Earlier this year, Hector Vega learned from the Coca-Cola Scholars Foundation that he was one of 250 winners of a merit scholarship that had drawn applications from 50,000 high-school seniors across the country. “I was so excited,” recalls the straight-A student from San Jose, Calif. Vega was co-valedictorian of the senior class at James Lick High School and had spent months scrambling to raise funds for college.
But his joy turned to tears in February, when he received an e-mail from the foundation. It said “they couldn’t give me any money because of my immigration status,” recalls Vega, an illegal immigrant.
U.S. companies and their affiliated foundations are facing a new challenge: whether to award scholarships to students who are in the United States illegally. Coke’s foundation eventually decided to give Vega the scholarship after he proved he is pursuing legal residency.
Currently, most U.S. corporations award scholarships only to students who can prove they are legal residents, typically by filling in the boxes provided for a Social Security number. But the question of whether to reward scholarships to illegal-immigrant students with stellar academic records has increasingly come to the fore.
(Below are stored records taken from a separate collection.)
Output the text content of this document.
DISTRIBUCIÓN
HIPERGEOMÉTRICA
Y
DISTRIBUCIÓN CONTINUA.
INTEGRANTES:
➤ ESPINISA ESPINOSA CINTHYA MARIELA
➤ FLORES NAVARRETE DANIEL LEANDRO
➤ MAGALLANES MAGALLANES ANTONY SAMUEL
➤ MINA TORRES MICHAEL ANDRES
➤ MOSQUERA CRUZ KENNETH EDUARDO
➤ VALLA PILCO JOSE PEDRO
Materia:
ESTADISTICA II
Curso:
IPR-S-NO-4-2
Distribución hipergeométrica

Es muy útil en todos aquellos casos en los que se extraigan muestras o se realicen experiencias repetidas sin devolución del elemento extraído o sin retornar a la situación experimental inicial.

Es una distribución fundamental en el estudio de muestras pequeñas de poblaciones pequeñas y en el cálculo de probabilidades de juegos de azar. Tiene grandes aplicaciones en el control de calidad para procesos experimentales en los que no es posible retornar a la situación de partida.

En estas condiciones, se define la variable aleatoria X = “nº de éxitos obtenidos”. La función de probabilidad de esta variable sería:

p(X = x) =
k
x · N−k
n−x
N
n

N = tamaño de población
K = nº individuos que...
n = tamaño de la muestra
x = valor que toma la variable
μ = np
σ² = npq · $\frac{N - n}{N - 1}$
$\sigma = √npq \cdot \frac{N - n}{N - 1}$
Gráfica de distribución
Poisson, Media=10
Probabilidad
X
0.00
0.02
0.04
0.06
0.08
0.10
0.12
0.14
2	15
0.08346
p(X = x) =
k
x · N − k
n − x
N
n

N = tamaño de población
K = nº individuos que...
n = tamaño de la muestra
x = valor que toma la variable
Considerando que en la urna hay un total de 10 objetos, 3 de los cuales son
Few companies are willing to speak openly about their policy regarding scholarship applicants who are in the U.S. illegally. “Most corporate foundations simply want to give scholarships to kids who deserve them,” says David Rattray, vice president of education and work-force development at the Los Angeles Chamber of Commerce, which awards college money to undocumented students. However, he says, “pragmatic corporate America” is coming face to face with hard-line public discourse on illegal immigration.
Just two corporate foundations stepped forward when the Hispanic Scholarship Fund, which is supported by big-name companies like Anheuser-Busch, approached donors a few years ago about offering scholarships on a limited basis to students here illegally, says fund president Sara Martinez Tucker. This year, amid the immigration debate in the U.S. Congress, the fund’s attorneys reviewed federal law and decided it was too risky to continue the practice. HSF, which disburses about $25 million in scholarships annually to Hispanic students, “can’t jeopardize that for the sake” of a minority of undocumented students, says Martinez Tucker.
Some companies have a policy that amounts to “don’t ask, don’t tell.” For example, Microsoft Corp. simply doesn’t request proof of legal residency. “I don’t know that we are intentionally accommodating these students,” says a Microsoft spokesman. “What is relevant to us is the fact that someone is a student in good standing whose potential we can help realize.”